The Founding Fathers were firm believers in majority rule, but fretted that the rights of the minority might be trampled unless they crafted a government that diffused power over an array of institutions.
Which is what they did, even baking in a minority advantage for Southern states, giving them representation in Congress far beyond their legitimate population numbers by permitting each powerless enslaved person to be counted as three-fifths of a citizen. Connected to that was the Electoral College, the convoluted institution that lets the rest of the world laugh at us when — as has happened in two of the six most recent elections — a candidate loses the popular vote but still somehow becomes president.
Anyway, we’re reasonably sure the Framers never envisioned a day when the health, governance and perhaps even the survival of the representative democracy they created would be threatened by the minority.
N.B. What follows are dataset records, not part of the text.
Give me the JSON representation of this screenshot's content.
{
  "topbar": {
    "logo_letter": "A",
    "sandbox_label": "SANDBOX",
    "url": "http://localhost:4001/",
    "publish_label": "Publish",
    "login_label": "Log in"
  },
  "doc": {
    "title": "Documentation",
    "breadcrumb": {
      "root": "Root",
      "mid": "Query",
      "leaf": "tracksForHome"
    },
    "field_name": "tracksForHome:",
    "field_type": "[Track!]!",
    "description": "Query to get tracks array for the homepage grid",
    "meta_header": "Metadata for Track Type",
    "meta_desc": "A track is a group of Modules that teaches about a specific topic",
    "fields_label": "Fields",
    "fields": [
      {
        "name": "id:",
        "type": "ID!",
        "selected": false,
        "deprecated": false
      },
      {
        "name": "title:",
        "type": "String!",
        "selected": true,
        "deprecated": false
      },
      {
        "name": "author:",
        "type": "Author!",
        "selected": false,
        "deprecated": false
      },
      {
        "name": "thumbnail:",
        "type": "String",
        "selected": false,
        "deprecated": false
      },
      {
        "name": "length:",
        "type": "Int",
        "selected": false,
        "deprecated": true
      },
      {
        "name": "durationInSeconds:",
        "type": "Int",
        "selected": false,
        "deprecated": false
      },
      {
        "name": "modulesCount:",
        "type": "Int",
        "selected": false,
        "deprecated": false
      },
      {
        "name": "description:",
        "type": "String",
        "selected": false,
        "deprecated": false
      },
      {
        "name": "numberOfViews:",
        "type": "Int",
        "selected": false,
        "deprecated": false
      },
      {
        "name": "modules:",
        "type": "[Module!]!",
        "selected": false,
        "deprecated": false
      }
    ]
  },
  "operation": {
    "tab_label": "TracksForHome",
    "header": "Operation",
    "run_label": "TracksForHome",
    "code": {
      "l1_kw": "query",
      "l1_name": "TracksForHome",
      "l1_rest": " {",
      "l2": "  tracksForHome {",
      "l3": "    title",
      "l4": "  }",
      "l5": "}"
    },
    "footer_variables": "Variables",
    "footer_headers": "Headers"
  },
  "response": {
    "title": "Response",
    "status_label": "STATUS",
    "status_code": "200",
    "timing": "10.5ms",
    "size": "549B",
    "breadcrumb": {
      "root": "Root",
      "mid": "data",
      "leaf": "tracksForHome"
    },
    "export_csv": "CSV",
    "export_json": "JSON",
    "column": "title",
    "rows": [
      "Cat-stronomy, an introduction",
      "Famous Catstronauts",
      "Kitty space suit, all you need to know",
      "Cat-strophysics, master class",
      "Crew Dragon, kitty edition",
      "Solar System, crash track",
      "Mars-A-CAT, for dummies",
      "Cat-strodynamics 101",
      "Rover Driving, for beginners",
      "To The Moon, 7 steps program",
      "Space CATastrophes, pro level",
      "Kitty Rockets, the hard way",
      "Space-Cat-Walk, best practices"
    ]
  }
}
Many minorities actually. There’s the COVID anti-vaxxers (19 percent nationwide according to a recent NPR/PBS NewsHour/Marist poll, though over 30 percent here in El Paso County) who keep us from having nice things like safe travel, a stable economy and lungs that work. Then there’s Mitch McConnell’s Senate minority (bolstered by honorary Republicans Joe Manchin and Kyrsten Sinema), whose total bullshit filibuster games and Democrats’ weak knees mean it takes 60 Senate votes instead of 51 to get anything done in Congress.
And speaking of the Senate... Guardian reporters Tom McCarthy and Alvin Chang wrote in March that “for years now, the chamber has not been a field of fair democratic play, paralyzed by its own internal rules....
“Currently Democratic senators represent nearly 40 million more voters than Republican senators — but the Senate is split 50-50, with the vice-president, Kamala Harris, wielding the tie-breaking vote,” they wrote. “By 2040, 70% of Americans are expected to live in the 15 largest states, and to be represented by only 30 senators, while 30% of Americans will have 70 senators voting on their behalf, according to analysis by David Birdsell of Baruch College’s School of Public and International Affairs.”
Along those same lines, Washington, D.C., has a population of 690,000 but just one non-voting delegate in the House and no senators. Wyoming has only 590,000 residents, but gets two senators and a House seat. (We’ll just toss in here the fact that 92.5 percent of Wyoming’s population is white, compared to just 46 percent in D.C.)
California, with 39.7 million residents, gets the same number of senators as Wyoming does. The Senate, as you might remember from high school civics class, gets to confirm Supreme Court justices, which is why Mitch McConnell got to deny a vote on Barack Obama’s nomination of Merrick Garland nine months before the 2016 presidential election, but sleazed the stunningly unqualified Amy Coney Barrett onto the bench just nanoseconds before the presidential election on Nov. 3.
And then there are those minorities whose blather and posturing clog America’s civic mind (when it should be on climate change or why our schools don’t teach critical thinking skills or why Citizens United is destroying us.) Fifty-nine percent of Americans believe abortion should be legal, but24 Republican states are trying to overturn Roe v. Wade. Joe Biden won the presidency 81 million to 74 million votes, but 10 months later about 30 percent of Americans still believe Donald Trump’s Big Lie.
So yes, the Founding Fathers inadvertently built a system that lets the tail wag the dog, the ballot box being the only remaining way for the majority in America to prevail. Though the minority is chipping away at that, too — 18 Republican states have enacted voting restriction laws and McConnell’s flying monkeys continue to block federal legislation that would protect the vote.